The census factors into reapportionment of Congress, guides distribution of almost half a trillion dollars in federal aid, and provides a family portrait of the nation. A strict constructionist view of the US Constitution (Article 1, Section 2) makes the census necessary only for fine-tuning representative democracy. Making sure your community gets its fair share of federal dollars? I guess that’s optional, but I’m guessing your neighbors want you to say yes on that one.
And the national portrait? That is where most objections occur. Martin Luther King hoped for a nation where his children would be judged “not by the color of their skin but the content of their character.” If the promise of America is a color-blind society, why designate race or ethnicity, especially if you are one of the growing number of children of interracial or inter-ethnic marriages. Or if you have only tenuous connection with the country of origin that your surname suggests. Or if you believe “American” should be a good enough response.

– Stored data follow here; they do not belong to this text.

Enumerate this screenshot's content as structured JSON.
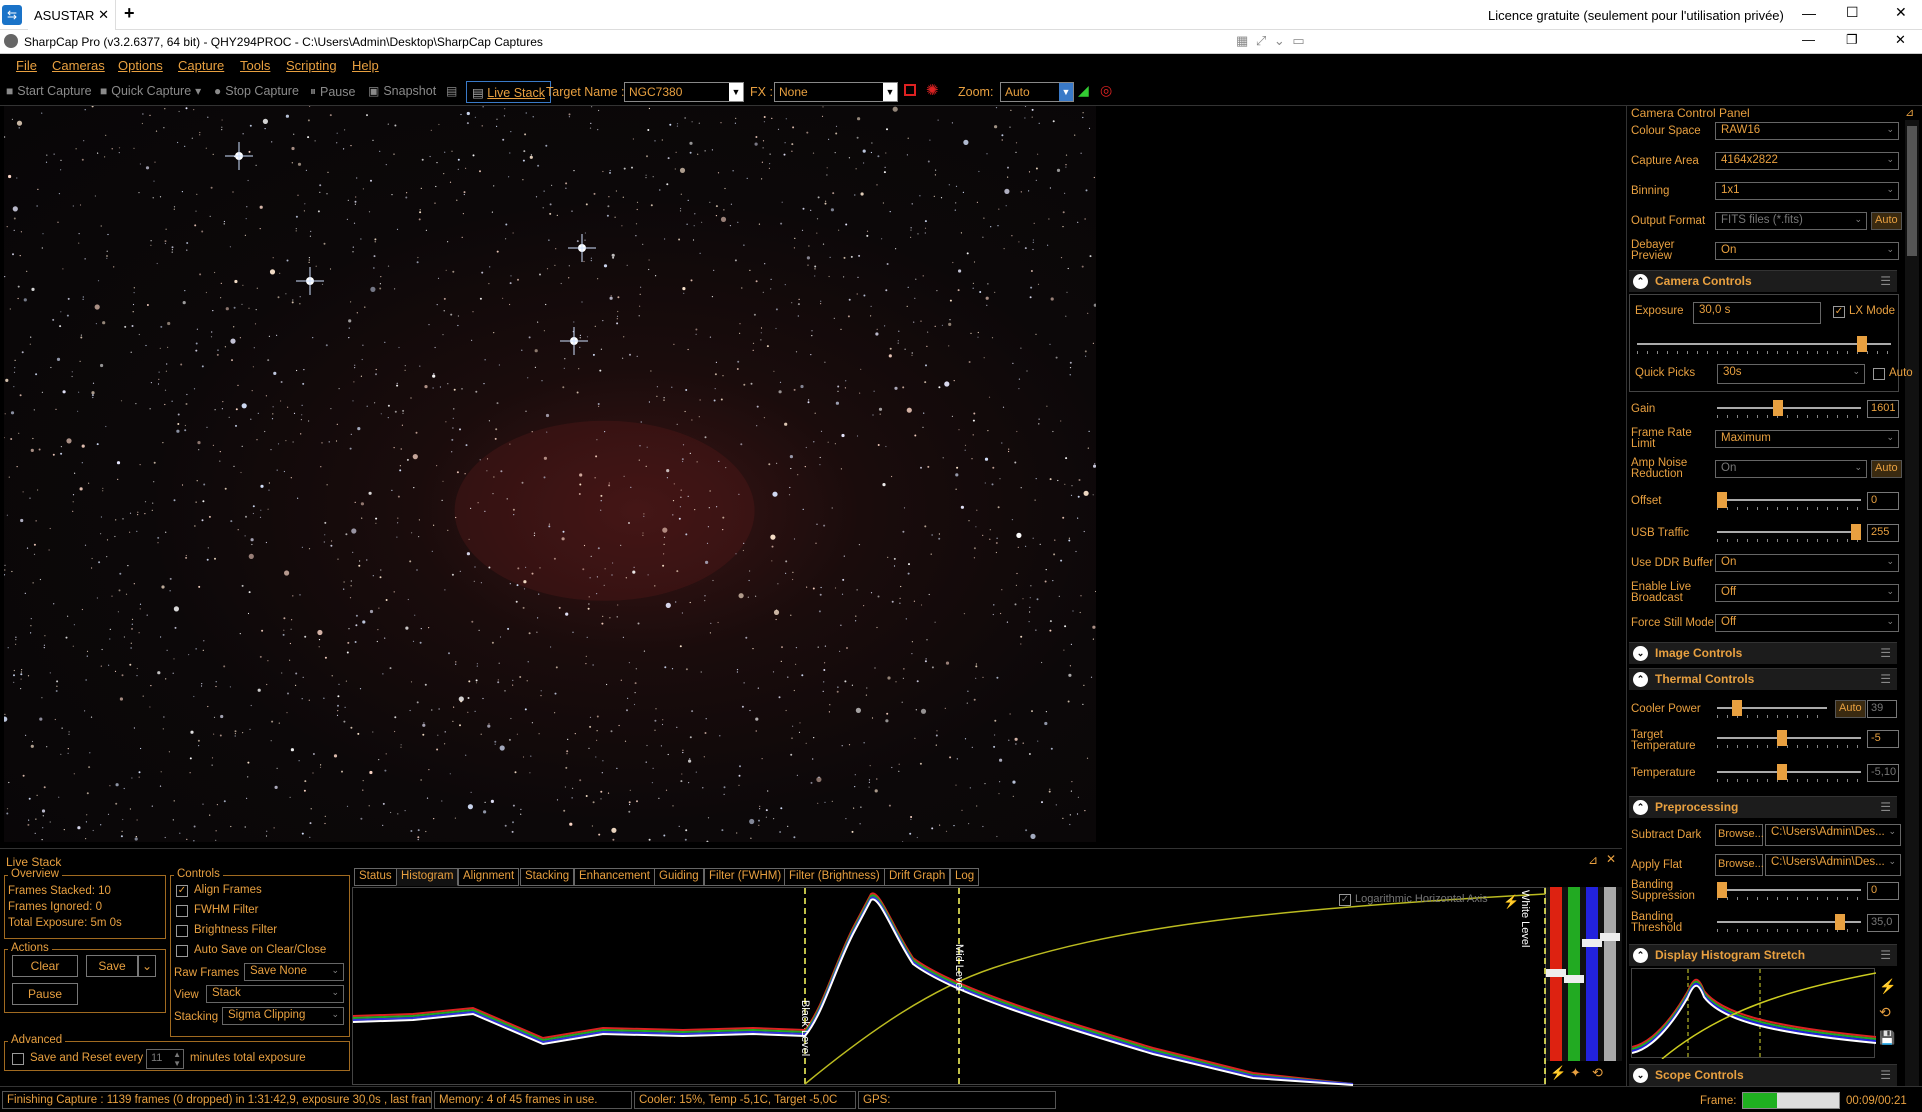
{
  "tabbar": {
    "tab_label": "ASUSTAR",
    "new_tab": "+",
    "licence_text": "Licence gratuite (seulement pour l'utilisation privée)"
  },
  "titlebar": {
    "title": "SharpCap Pro (v3.2.6377, 64 bit) - QHY294PROC - C:\\Users\\Admin\\Desktop\\SharpCap Captures"
  },
  "menu": [
    "File",
    "Cameras",
    "Options",
    "Capture",
    "Tools",
    "Scripting",
    "Help"
  ],
  "toolbar": {
    "start_capture": "Start Capture",
    "quick_capture": "Quick Capture",
    "stop_capture": "Stop Capture",
    "pause": "Pause",
    "snapshot": "Snapshot",
    "live_stack": "Live Stack",
    "target_name_label": "Target Name :",
    "target_name_value": "NGC7380",
    "fx_label": "FX :",
    "fx_value": "None",
    "zoom_label": "Zoom:",
    "zoom_value": "Auto"
  },
  "camera_panel": {
    "title": "Camera Control Panel",
    "colour_space_label": "Colour Space",
    "colour_space_value": "RAW16",
    "capture_area_label": "Capture Area",
    "capture_area_value": "4164x2822",
    "binning_label": "Binning",
    "binning_value": "1x1",
    "output_format_label": "Output Format",
    "output_format_value": "FITS files (*.fits)",
    "output_format_auto": "Auto",
    "debayer_label_1": "Debayer",
    "debayer_label_2": "Preview",
    "debayer_value": "On",
    "camera_controls_title": "Camera Controls",
    "exposure_label": "Exposure",
    "exposure_value": "30,0 s",
    "lx_mode_label": "LX Mode",
    "quick_picks_label": "Quick Picks",
    "quick_picks_value": "30s",
    "quick_picks_auto": "Auto",
    "gain_label": "Gain",
    "gain_value": "1601",
    "frame_rate_label_1": "Frame Rate",
    "frame_rate_label_2": "Limit",
    "frame_rate_value": "Maximum",
    "amp_noise_label_1": "Amp Noise",
    "amp_noise_label_2": "Reduction",
    "amp_noise_value": "On",
    "amp_noise_auto": "Auto",
    "offset_label": "Offset",
    "offset_value": "0",
    "usb_traffic_label": "USB Traffic",
    "usb_traffic_value": "255",
    "ddr_buffer_label": "Use DDR Buffer",
    "ddr_buffer_value": "On",
    "live_broadcast_label_1": "Enable Live",
    "live_broadcast_label_2": "Broadcast",
    "live_broadcast_value": "Off",
    "force_still_label": "Force Still Mode",
    "force_still_value": "Off",
    "image_controls_title": "Image Controls",
    "thermal_controls_title": "Thermal Controls",
    "cooler_power_label": "Cooler Power",
    "cooler_power_auto": "Auto",
    "cooler_power_value": "39",
    "target_temp_label_1": "Target",
    "target_temp_label_2": "Temperature",
    "target_temp_value": "-5",
    "temperature_label": "Temperature",
    "temperature_value": "-5,10",
    "preprocessing_title": "Preprocessing",
    "subtract_dark_label": "Subtract Dark",
    "subtract_dark_browse": "Browse...",
    "subtract_dark_path": "C:\\Users\\Admin\\Des...",
    "apply_flat_label": "Apply Flat",
    "apply_flat_browse": "Browse...",
    "apply_flat_path": "C:\\Users\\Admin\\Des...",
    "banding_supp_label_1": "Banding",
    "banding_supp_label_2": "Suppression",
    "banding_supp_value": "0",
    "banding_thresh_label_1": "Banding",
    "banding_thresh_label_2": "Threshold",
    "banding_thresh_value": "35,0",
    "display_histogram_title": "Display Histogram Stretch",
    "scope_controls_title": "Scope Controls"
  },
  "slider_levels": {
    "exposure": 0.9,
    "gain": 0.42,
    "offset": 0.0,
    "usb_traffic": 1.0,
    "cooler_power": 0.15,
    "target_temp": 0.45,
    "temperature": 0.45,
    "banding_suppression": 0.0,
    "banding_threshold": 0.88
  },
  "live_stack": {
    "title": "Live Stack",
    "overview_title": "Overview",
    "frames_stacked": "Frames Stacked:  10",
    "frames_ignored": "Frames Ignored:   0",
    "total_exposure": "Total Exposure:   5m 0s",
    "actions_title": "Actions",
    "clear": "Clear",
    "save": "Save",
    "pause": "Pause",
    "advanced_title": "Advanced",
    "save_reset_label": "Save and Reset every",
    "save_reset_value": "11",
    "save_reset_suffix": "minutes total exposure",
    "controls_title": "Controls",
    "align_frames": "Align Frames",
    "fwhm_filter": "FWHM Filter",
    "brightness_filter": "Brightness Filter",
    "auto_save": "Auto Save on Clear/Close",
    "raw_frames_label": "Raw Frames",
    "raw_frames_value": "Save None",
    "view_label": "View",
    "view_value": "Stack",
    "stacking_label": "Stacking",
    "stacking_value": "Sigma Clipping",
    "tabs": [
      "Status",
      "Histogram",
      "Alignment",
      "Stacking",
      "Enhancement",
      "Guiding",
      "Filter (FWHM)",
      "Filter (Brightness)",
      "Drift Graph",
      "Log"
    ],
    "log_axis_label": "Logarithmic Horizontal Axis",
    "black_level": "Black Level",
    "mid_level": "Mid Level",
    "white_level": "White Level"
  },
  "statusbar": {
    "capture_status": "Finishing Capture : 1139 frames (0 dropped) in 1:31:42,9, exposure 30,0s , last fran",
    "memory": "Memory: 4 of 45 frames in use.",
    "cooler": "Cooler: 15%, Temp -5,1C, Target -5,0C",
    "gps": "GPS:",
    "frame_label": "Frame:",
    "frame_progress": 0.35,
    "frame_time": "00:09/00:21"
  },
  "colors": {
    "accent": "#e8a040",
    "progress_green": "#1fb020"
  }
}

It comes down to this question: Should government mirror the races, ethnic groups, religions, genders, and other aspects of its people? After all, the white men who wrote the Constitution enshrined principles that allowed society to evolve even if it evolved to a point where they were not the dominant group.
Yes, but slavery persisted for 75 years after the Constitution was ratified. Women remained non-persons at the ballot box until only 90 years ago. Legal action and tools such as affirmative action have been needed to nudge doors open in the face of discrimination. Such social engineering isn’t ideal, but there is little doubt it has contributed to change.
Women and minorities are rising to prominence in business and government. A black man lives in the White House. Another leads the Republican Party. Families, neighborhoods, and workplaces are more diverse. A quarter of the way through America’s third century, its institutions really are looking more like America. Getting there hasn’t happened because of color blindness but because we could see where minorities were and were not allowed. You need good data for that.
Later this year, the Census Bureau publishes America’s official portrait. It will show how far we’ve come and how far we have to go. Dr. King’s goal remains the same: character, not color, gender, or any other factor. But to get there, the nice person from the Census Bureau needs a few simple answers.
John Yemma is the editor of The Christian Science Monitor.